On September 25th Ken Klippen was interviewed by David Weinburg, a reporter for the Los Angeles radio station KCRW about California’s Prop 12, the cage-free initiative before the voters this year. He asked Klippen about the proposition and heard the history behind Prop 2 in 2008 and now Prop 12 in 2018.  Klippen explained how consumers in California were being misled into thinking Prop 12 would improve the welfare of chickens.  He explained the “pecking order” among chickens establishing dominance. Klippen explained it was more humane to confine chickens into smaller populations of 6-8 birds in a cage as opposed to thousands loose on the ground.  Those cage-free chickens lower in the pecking order are often pecked to death.  It has led to higher mortality among cage-free chickens.  He stated “Forcing chickens into production systems that increases mortality is inhumane”.  Klippen also spoke of Dr. Ivan Alvarado, DVM with Merck Global Business reporting on the external parasites in cage-free farms. 83% of European cage-free egg farms are already infested with poultry red mites.
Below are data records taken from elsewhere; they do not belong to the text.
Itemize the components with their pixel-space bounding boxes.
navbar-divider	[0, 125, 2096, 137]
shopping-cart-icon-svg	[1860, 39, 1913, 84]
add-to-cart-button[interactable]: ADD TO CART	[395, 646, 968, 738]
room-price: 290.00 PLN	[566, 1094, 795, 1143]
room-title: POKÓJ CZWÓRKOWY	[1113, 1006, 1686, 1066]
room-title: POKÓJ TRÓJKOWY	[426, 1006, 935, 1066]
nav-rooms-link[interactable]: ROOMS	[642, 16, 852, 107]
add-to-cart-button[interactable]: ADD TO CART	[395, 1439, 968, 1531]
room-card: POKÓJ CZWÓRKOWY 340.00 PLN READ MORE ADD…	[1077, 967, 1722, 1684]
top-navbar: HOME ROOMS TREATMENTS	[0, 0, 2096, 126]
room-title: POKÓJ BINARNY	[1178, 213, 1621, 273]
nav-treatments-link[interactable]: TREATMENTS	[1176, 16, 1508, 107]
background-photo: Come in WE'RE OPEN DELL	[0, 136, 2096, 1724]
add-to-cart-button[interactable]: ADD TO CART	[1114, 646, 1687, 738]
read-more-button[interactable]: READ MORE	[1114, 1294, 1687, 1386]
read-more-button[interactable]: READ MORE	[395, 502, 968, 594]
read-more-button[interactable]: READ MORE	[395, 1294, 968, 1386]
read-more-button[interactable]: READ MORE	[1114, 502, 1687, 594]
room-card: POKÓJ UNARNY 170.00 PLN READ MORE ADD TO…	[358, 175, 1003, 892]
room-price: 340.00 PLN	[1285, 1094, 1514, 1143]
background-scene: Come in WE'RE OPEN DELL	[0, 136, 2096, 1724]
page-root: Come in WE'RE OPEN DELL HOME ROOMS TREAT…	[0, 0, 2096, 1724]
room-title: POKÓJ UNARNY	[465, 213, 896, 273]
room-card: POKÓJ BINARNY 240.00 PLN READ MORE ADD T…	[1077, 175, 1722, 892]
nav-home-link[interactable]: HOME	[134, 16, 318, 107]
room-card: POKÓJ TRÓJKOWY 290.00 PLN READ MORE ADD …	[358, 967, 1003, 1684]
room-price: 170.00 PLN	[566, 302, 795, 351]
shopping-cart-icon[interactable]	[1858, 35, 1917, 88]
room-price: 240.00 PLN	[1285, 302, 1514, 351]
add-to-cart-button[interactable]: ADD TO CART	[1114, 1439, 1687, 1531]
All 27 member nations in the EU are about 40% cage-free compared to 16% in the U.S.. The approved medication in Europe for this parasite is not approved in the U.S.  Klippen stated “Subjecting poultry to parasites without the benefit of approved medication is inhumane”. Currently, Klippen noted that California is struggling with a major poultry disease (Virulent Newcastle Disease) with approximately 140 outbreaks in backyard (free-range flocks).  Once discovered, these chickens have to be destroyed.  This is not occurring in conventional farming methods using cages. Klippen stated “Forcing chickens into production systems where they contract poultry diseases is inhumane”. He also noted the report from The US Animal Health Association October 17, 2017 which stated: “Ascarids (round worms) are increasingly being found in cage-free operations.” Chickens pick up roundworms when they come into contact with infected feces on the ground. How will listeners the Los Angeles react to finding round worms in their eggs? When asked about a compromise, Klippen explained how the conventional cages are an improvement to how eggs were produced 50 years ago.